4thSpace
4thSpace

Reputation: 44312

Is Razor related to .NET like LINQ is?

Anders Hejlsberg decribes LINQ as syntactic sugar. In other words, it is still C#. Just that they have added some shortcuts so you don't have to code everything by hand that LINQ is creating for you. But the C# language and .NET runtime did not undergo any structural changes.

Is Razor the same way?

I'm not sure how it lines up when things are expressed as layers. For example, is this correct?

Razor
 ^
ASP.NET
 ^
C#
 ^
.NET

I believe it is correct but I'm not sure how ASP.NET fits in. Razor is ASP.NET right except that it adds a few syntactic extras or is it more than that?

What exactly is ASP.NET adding?

Upvotes: 0

Views: 202

Answers (2)

Robert Harvey
Robert Harvey

Reputation: 180798

  1. Linq isn't just syntactic sugar. The shorthand form of Linq in C# is, but you don't need that at all to use Linq.

  2. Linq is a bunch of things. It is a collection of extension methods over IEnumerable & IQueryable, it is lambdas and anonymous types and yield and a deferred execution pipeline.
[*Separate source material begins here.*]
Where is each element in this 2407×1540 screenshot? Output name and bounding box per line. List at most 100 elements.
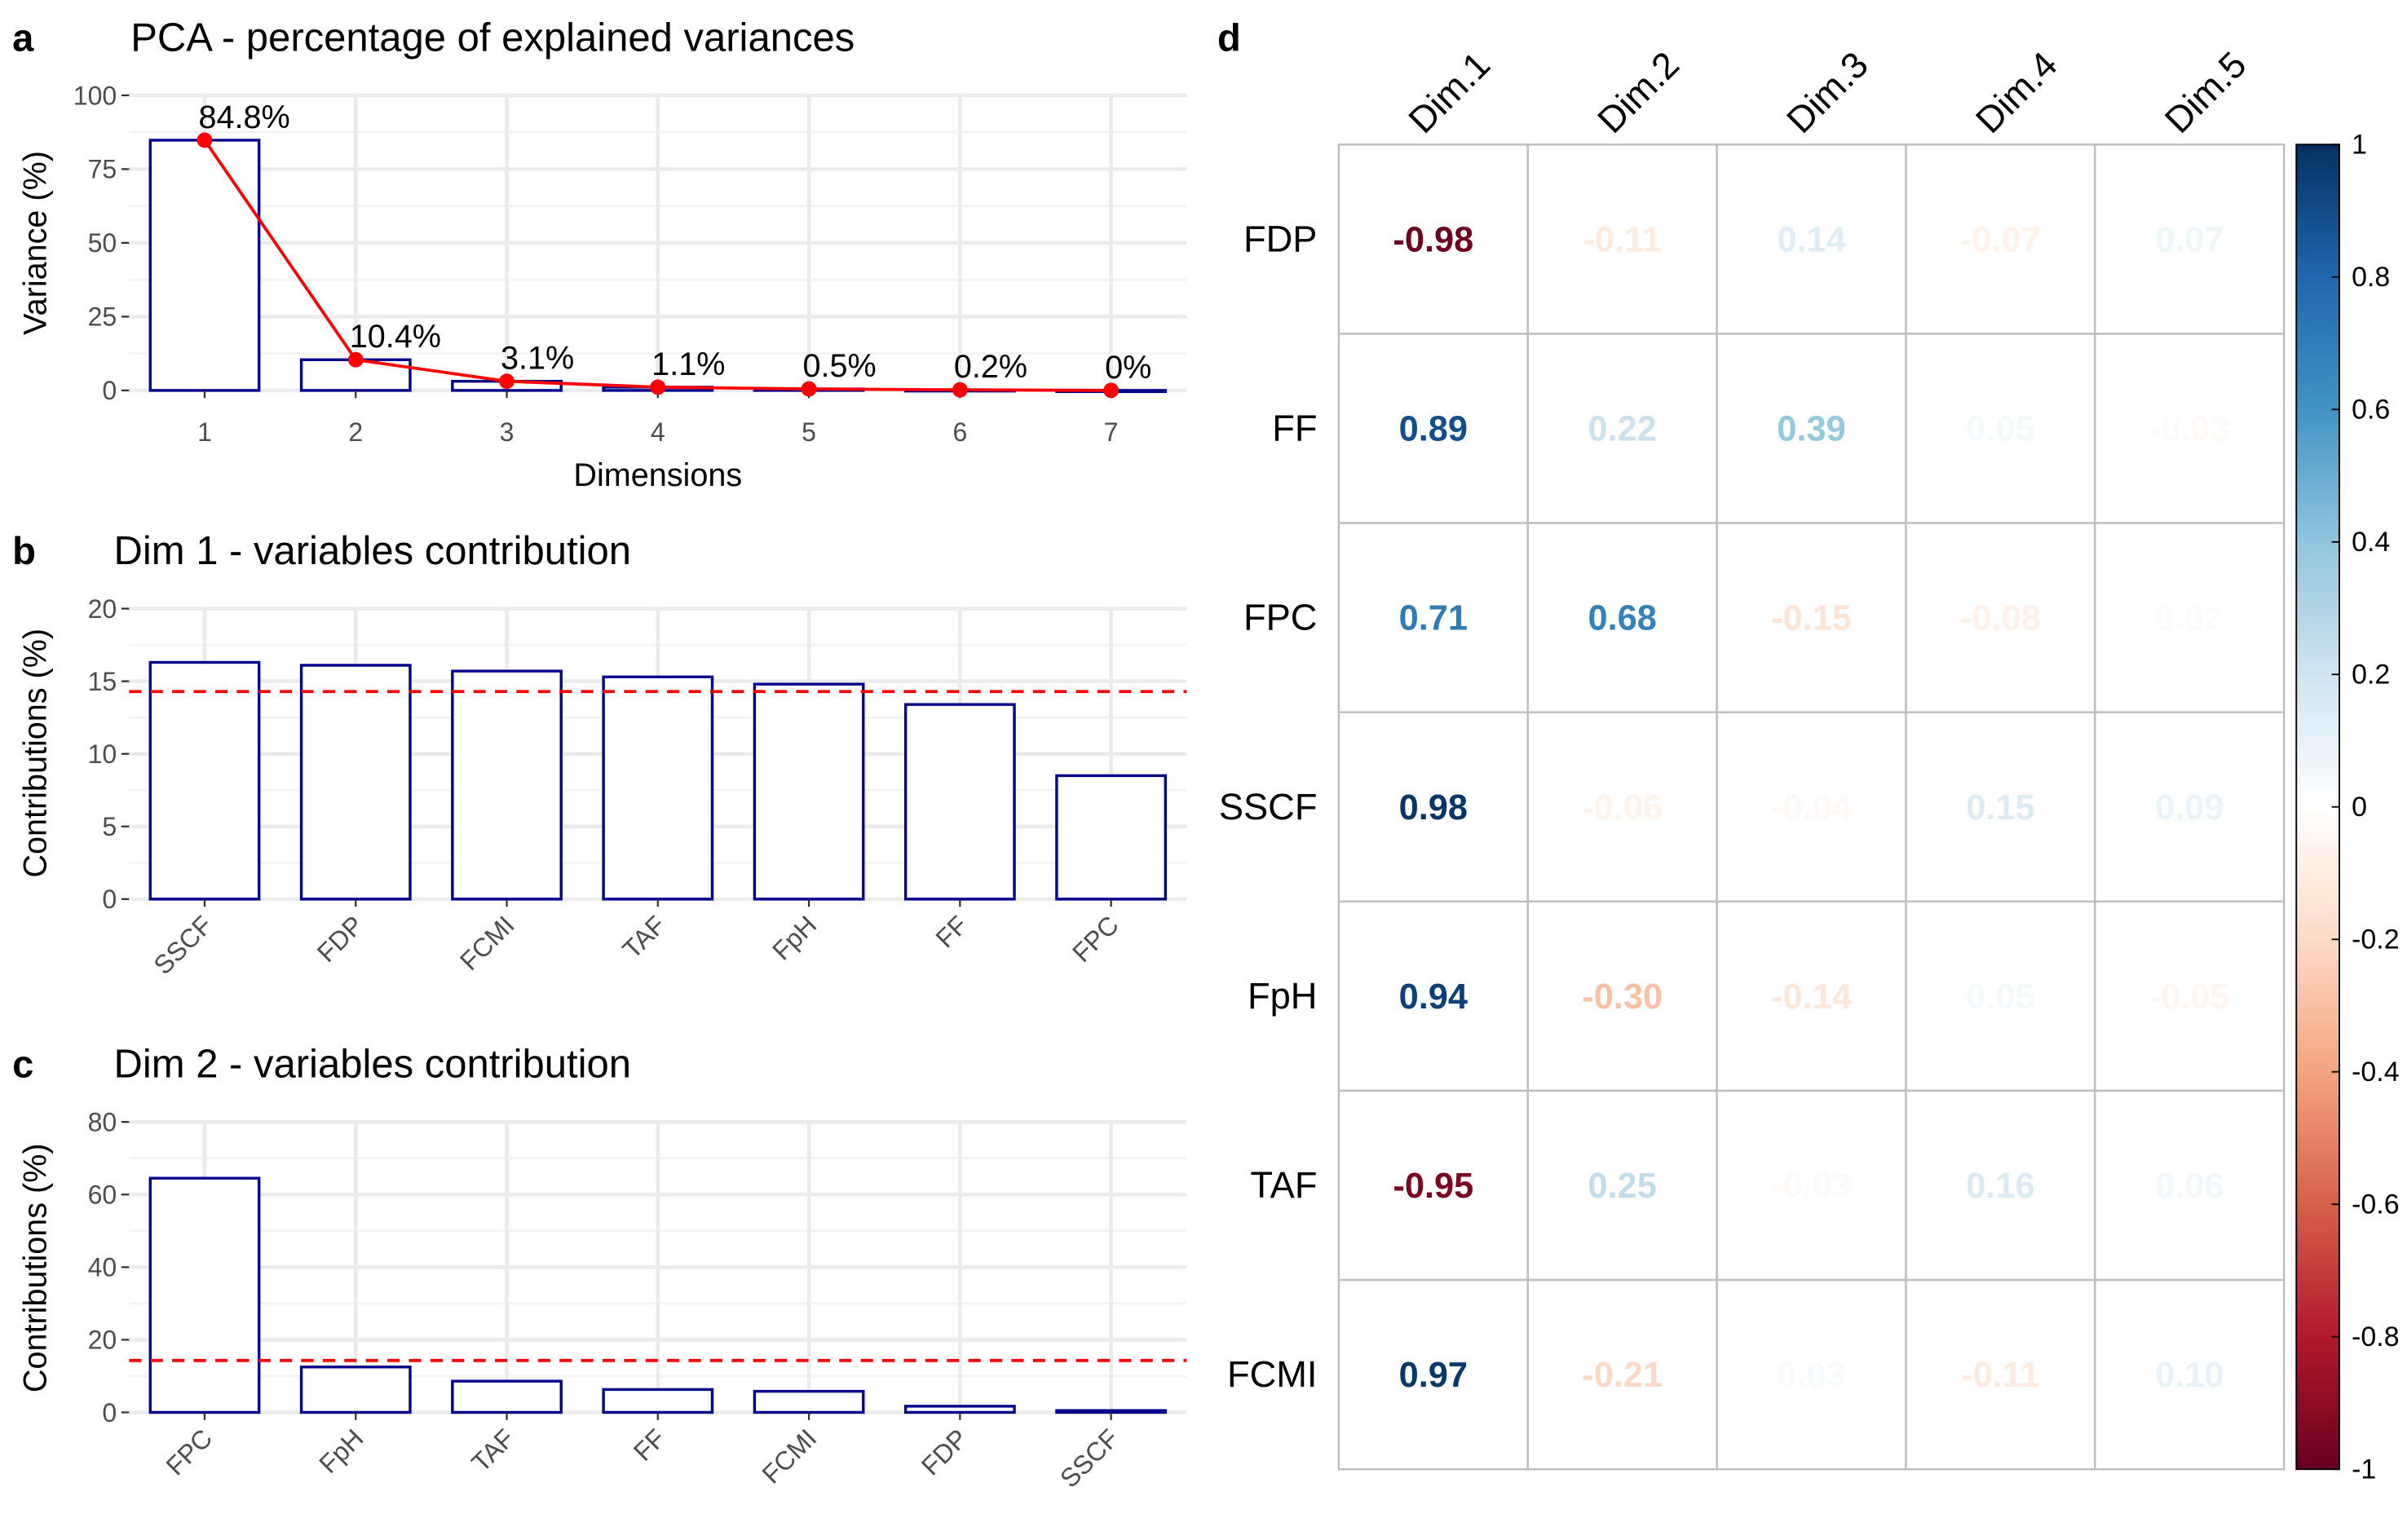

Linq involves everything Microsoft added to .NET in Framework 3.5.

  3. Razor is a template engine for rendering HTML.

Upvotes: 5

basarat
basarat

Reputation: 275907

Your figure is sort of correct in terms of dependency graph. However It is best to think of razor as a template language for the web written in C#

In some ways the graph is in accurate. E.g C# does not really depend on .NET in general. You could write a non .NET runtime for C#.

Similarly Razor does not need to depend on ASP.NET. In fact its current implementation depends on classes found in ASP.NET MVC which only indirectly depends on ASP.NET conventional.

Saying Razor is to ASP.NET link Linq is to C# is a bit in accurate. Linq is a set of functions found in System.Linq namespace e.g. Where http://msdn.microsoft.com/en-us/library/system.linq.enumerable.where.aspx . C# provides a handy syntax to call these functions for you i.e http://msdn.microsoft.com/en-us/library/bb310804.aspx

Razor however does not have such a clear seperation of syntax vs. backend function calls.